Он закончил и замолчал, тяжело дыша, словно только что пробежал марафон. Вся его жалкая история была вывалена на чистый коврик в её прихожей. Он смотрел на неё с последней, отчаянной надеждой, ожидая хотя бы слова сочувствия, кивка понимания. Он ждал, что сейчас она вздохнёт, скажет что-то вроде «Бедный ты, бедный» и отойдёт от прохода, впуская его обратно в свою жизнь.
Ольга сделала ещё один маленький глоток воды. Она медленно опустила стакан, поставив его на тумбочку рядом с собой. Звук соприкосновения стекла с полированной поверхностью был отчётливым и резким. Потом она посмотрела ему прямо в глаза.
— Какая трогательная история, Игорь. Просто душераздирающая. Ты закончил?
Её тон был ровным, почти вежливым, но в этой вежливости было столько льда, что он невольно поёжился. Это было не то, чего он ожидал. Совсем не то.
— Что значит «закончил»? Я тебе тут всё как на духу…
— Ты рассказал мне, как променял жену на яркую обёртку, а когда внутри оказались опилки, прибежал обратно на помойку, с которой ушёл. Я всё правильно поняла?
Маска обиженного страдальца начала трескаться на его лице.
— Почему сразу «на помойку»? Оля, не надо так… Я же по-человечески к тебе. Я ошибся, с кем не бывает?
Она усмехнулась. Тихо, безрадостно.
— Ошибся? Нет, ты не ошибся. Ты сделал осознанный выбор. Я прекрасно помню твои слова. Позволь, я тебе напомню. «Мне надоела эта бытовуха, эта твоя вечная чистота, как в операционной! Я хочу жить, дышать полной грудью, а не нюхать запах борща!» — это ведь твои слова? Так что же ты теперь скучаешь по этому запаху? Неужели надышался полной грудью?
Он дёрнулся, словно его ударили.
— Я не то имел в виду…
— А что ты имел в виду, когда говорил, что я «скучная домашняя курица», а тебе нужна «львица», «женщина-праздник»? — продолжала она, её голос не повышался, но каждое слово било точно в цель. — Судя по твоему рассказу, твоя львица оказалась обычной шакальей самкой, которая обглодала тебя до костей и выплюнула. Праздник закончился, Игорь? Наступили суровые будни без денег и без выглаженных рубашек?
Его лицо из растерянного стало злым. Жалость к себе сменилась привычной спесью.
— Хватит язвить! Ты что, получаешь удовольствие от этого? Радуешься, что мне плохо?

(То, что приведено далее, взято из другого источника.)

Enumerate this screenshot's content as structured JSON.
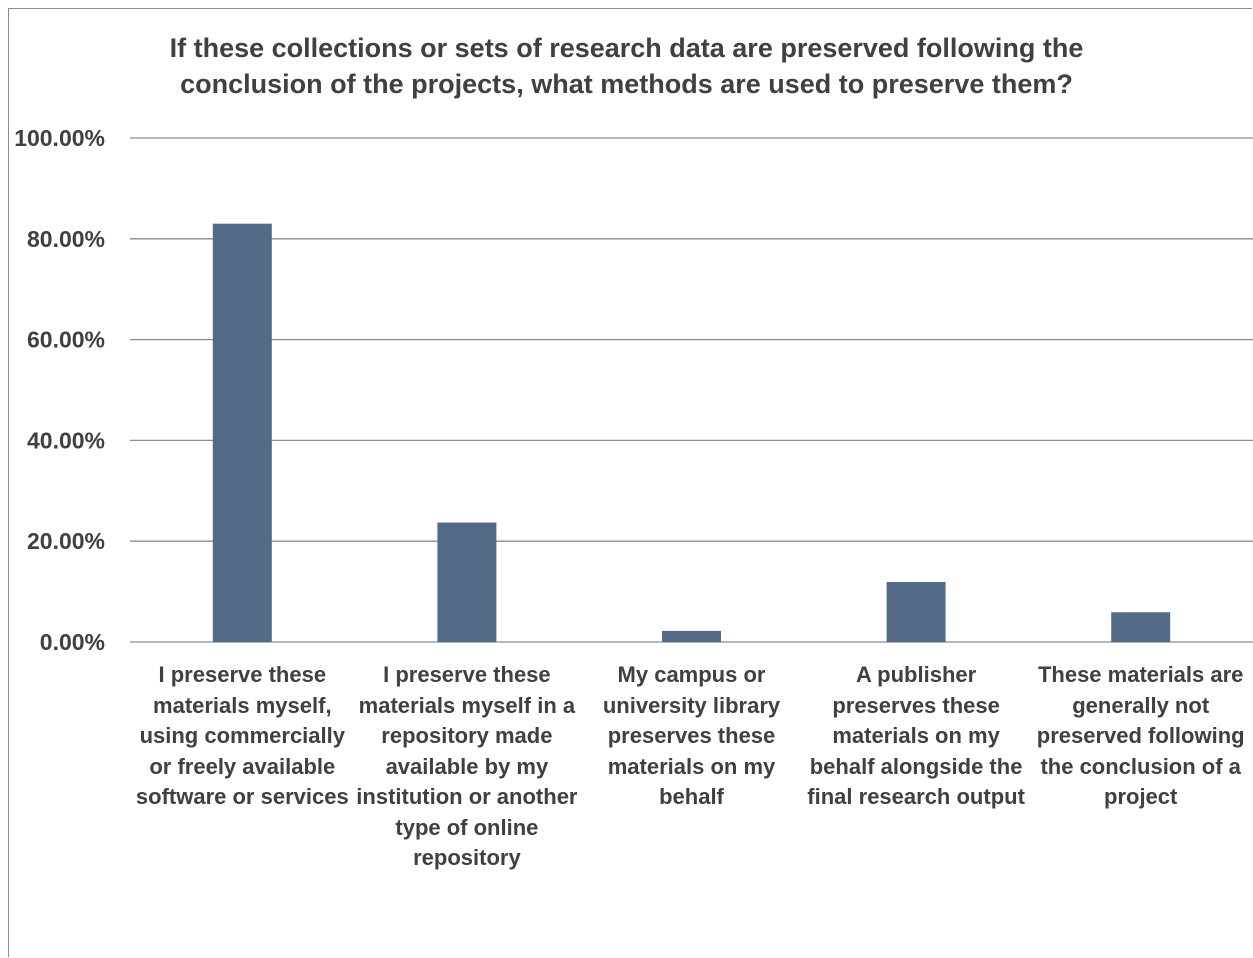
{
  "chart_data": {
    "type": "bar",
    "title_lines": [
      "If these collections or sets of research data are preserved following the",
      "conclusion of the projects, what methods are used to preserve them?"
    ],
    "categories": [
      [
        "I preserve these",
        "materials myself,",
        "using commercially",
        "or freely available",
        "software or services"
      ],
      [
        "I preserve these",
        "materials myself in a",
        "repository made",
        "available by my",
        "institution or another",
        "type of online",
        "repository"
      ],
      [
        "My campus or",
        "university library",
        "preserves these",
        "materials on my",
        "behalf"
      ],
      [
        "A publisher",
        "preserves these",
        "materials on my",
        "behalf alongside the",
        "final research output"
      ],
      [
        "These materials are",
        "generally not",
        "preserved following",
        "the conclusion of a",
        "project"
      ]
    ],
    "values": [
      83.0,
      23.7,
      2.2,
      11.9,
      5.9
    ],
    "ylim": [
      0,
      100
    ],
    "y_ticks": [
      "0.00%",
      "20.00%",
      "40.00%",
      "60.00%",
      "80.00%",
      "100.00%"
    ],
    "grid": true,
    "colors": {
      "bar": "#536b87",
      "grid": "#8c8c8c",
      "text": "#404040"
    }
  }
}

— Удовольствие? Нет. Я ничего не чувствую. Абсолютно. Ты для меня — как персонаж из плохой мыльной оперы, который внезапно сошёл с экрана. Я просто сверяю факты. Ты ушёл от «скучной хозяйки» к «яркой женщине», которая не умеет готовить. Ты сбежал от «удушающей чистоты» в квартиру, заваленную мусором. Ты променял «уютное гнёздышко» на съёмную клетку, из которой тебя вышвырнули. Всё сходится. Ты получил именно то, чего хотел.
Он больше не мог этого выносить. Её спокойствие, её логика, её безжалостная правота выводили его из себя. Он перестал быть просителем. Он решил стать хозяином положения.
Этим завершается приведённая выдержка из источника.